If you have a more complex problem, this is how to approach it.

First of all we have De Morgan’s Law: A OR B = NOT (NOT A AND NOT B)

Let us define our logical tests:

A: Tickbox A = Yes
B: Tickbox B = Yes

Therefore:

NOT A: Tickbox A = No
NOT B: Tickbox B = No

So Tickbox A = Yes OR Tickbox B = Yes is equivalent to NOT (Tickbox A = No AND Tickbox B = No) and this is expressed as we saw above using an if-then-otherwise step.

Conclusions

Using this technique, while a little harder to read (although the comment line can help) we maintain just one workflow, saving on future administration.  The technique is also applicable to any condition which there is a straightforward ‘opposite’ version of and can be extended to multiple attributes, not just two, without having to resort to creating multiple, mostly identical workflows.

5 comments:

Eric Ung said...

Nice logic.

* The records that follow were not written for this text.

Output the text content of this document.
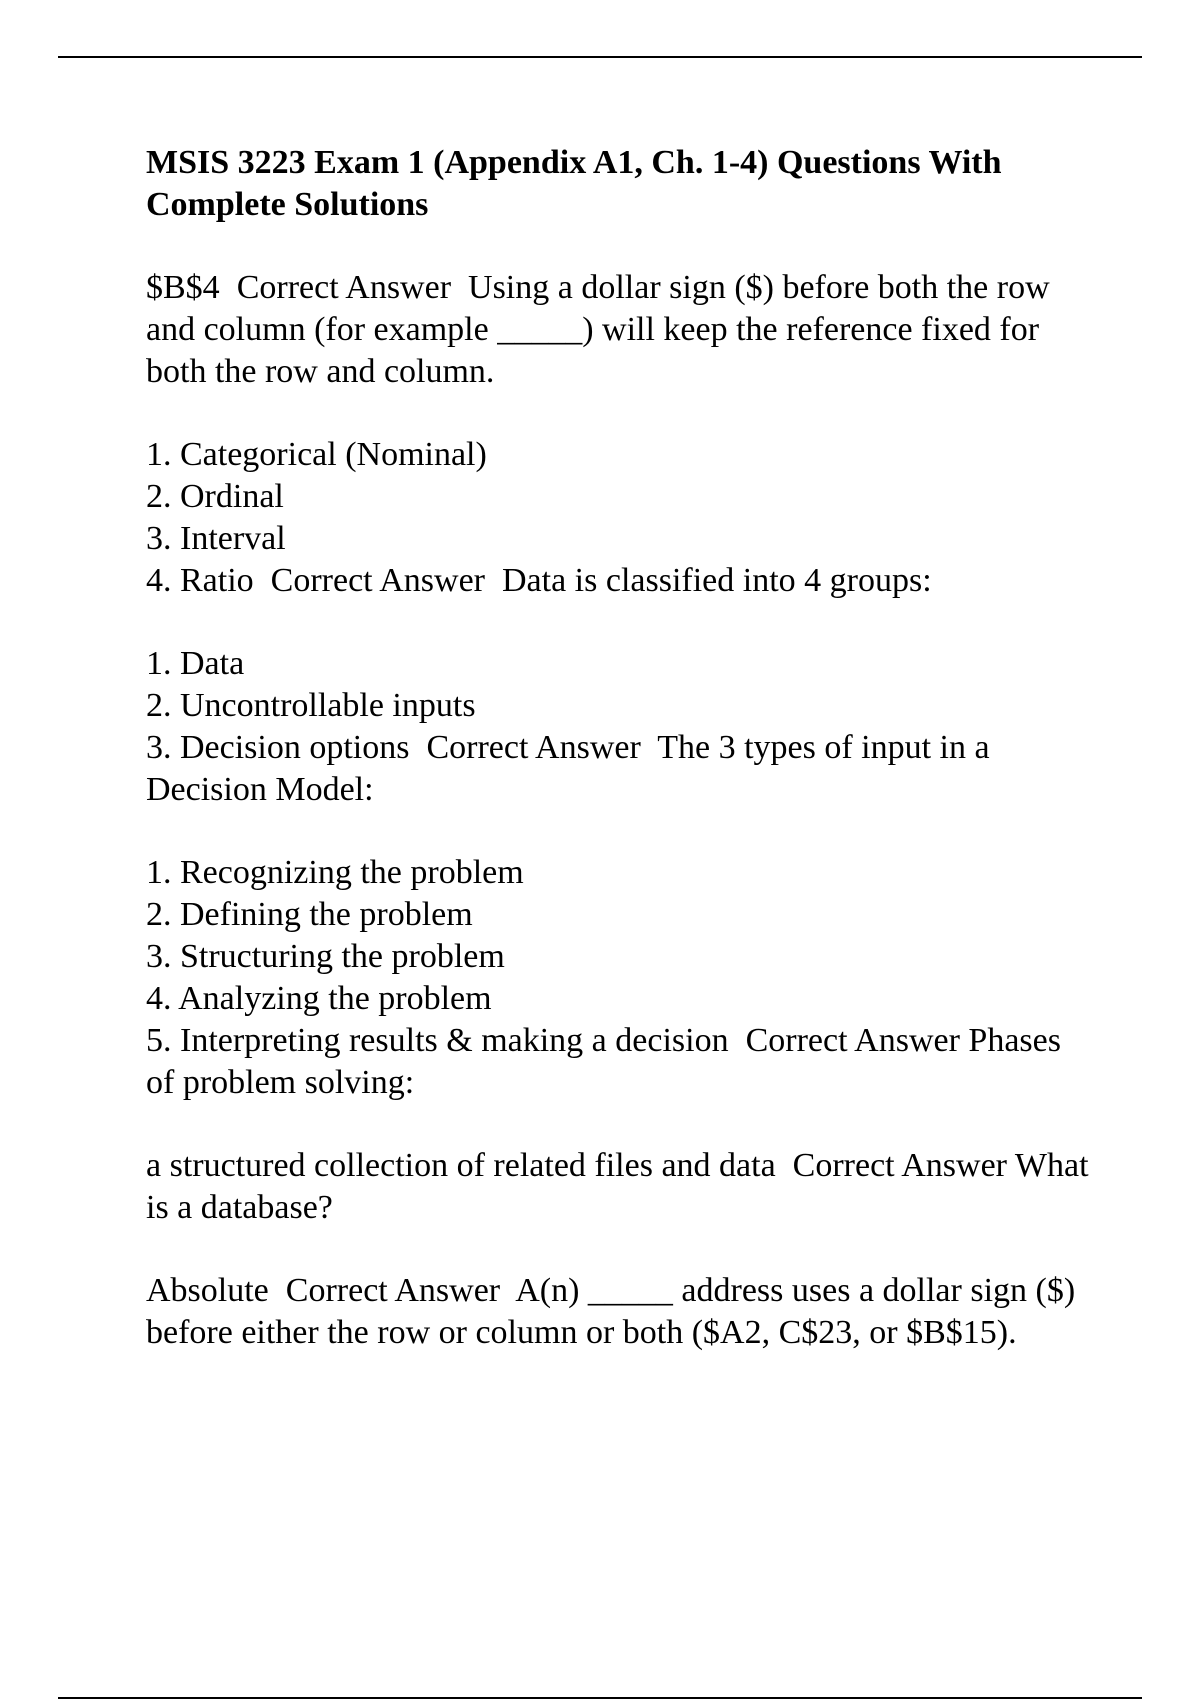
MSIS 3223 Exam 1 (Appendix A1, Ch. 1-4) Questions With Complete Solutions
$B$4 Correct Answer Using a dollar sign ($) before both the row and column (for example _____) will keep the reference fixed for both the row and column.
1. Categorical (Nominal)
2. Ordinal
3. Interval
4. Ratio Correct Answer Data is classified into 4 groups:
1. Data
2. Uncontrollable inputs
3. Decision options Correct Answer The 3 types of input in a Decision Model:
1. Recognizing the problem
2. Defining the problem
3. Structuring the problem
4. Analyzing the problem
5. Interpreting results & making a decision Correct Answer Phases of problem solving:
a structured collection of related files and data Correct Answer What is a database?
Absolute Correct Answer A(n) _____ address uses a dollar sign ($) before either the row or column or both ($A2, C$23, or $B$15).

Thank you Leon, Go Physics or is it Mathmatics.

Maman said...

Very helpful, very clever and you've really made my morning with a bit of brain gymnastics.

@renegadeuvfunk said...

Good tip, thanks! Surprisingly there is still not an OR statement available in workflows even in CRM 2013.

Unknown said...

Good article though I've a more complex problem here.

How do I translate following condition in the workflow?

(A OR B) AND C

cheers

Aaron

Leon Tribe said...

In this case we're stuffed because when we invert it, we end up with another OR. The best bet in this case is two workflows; one checking for A AND C and the other checking for B AND C.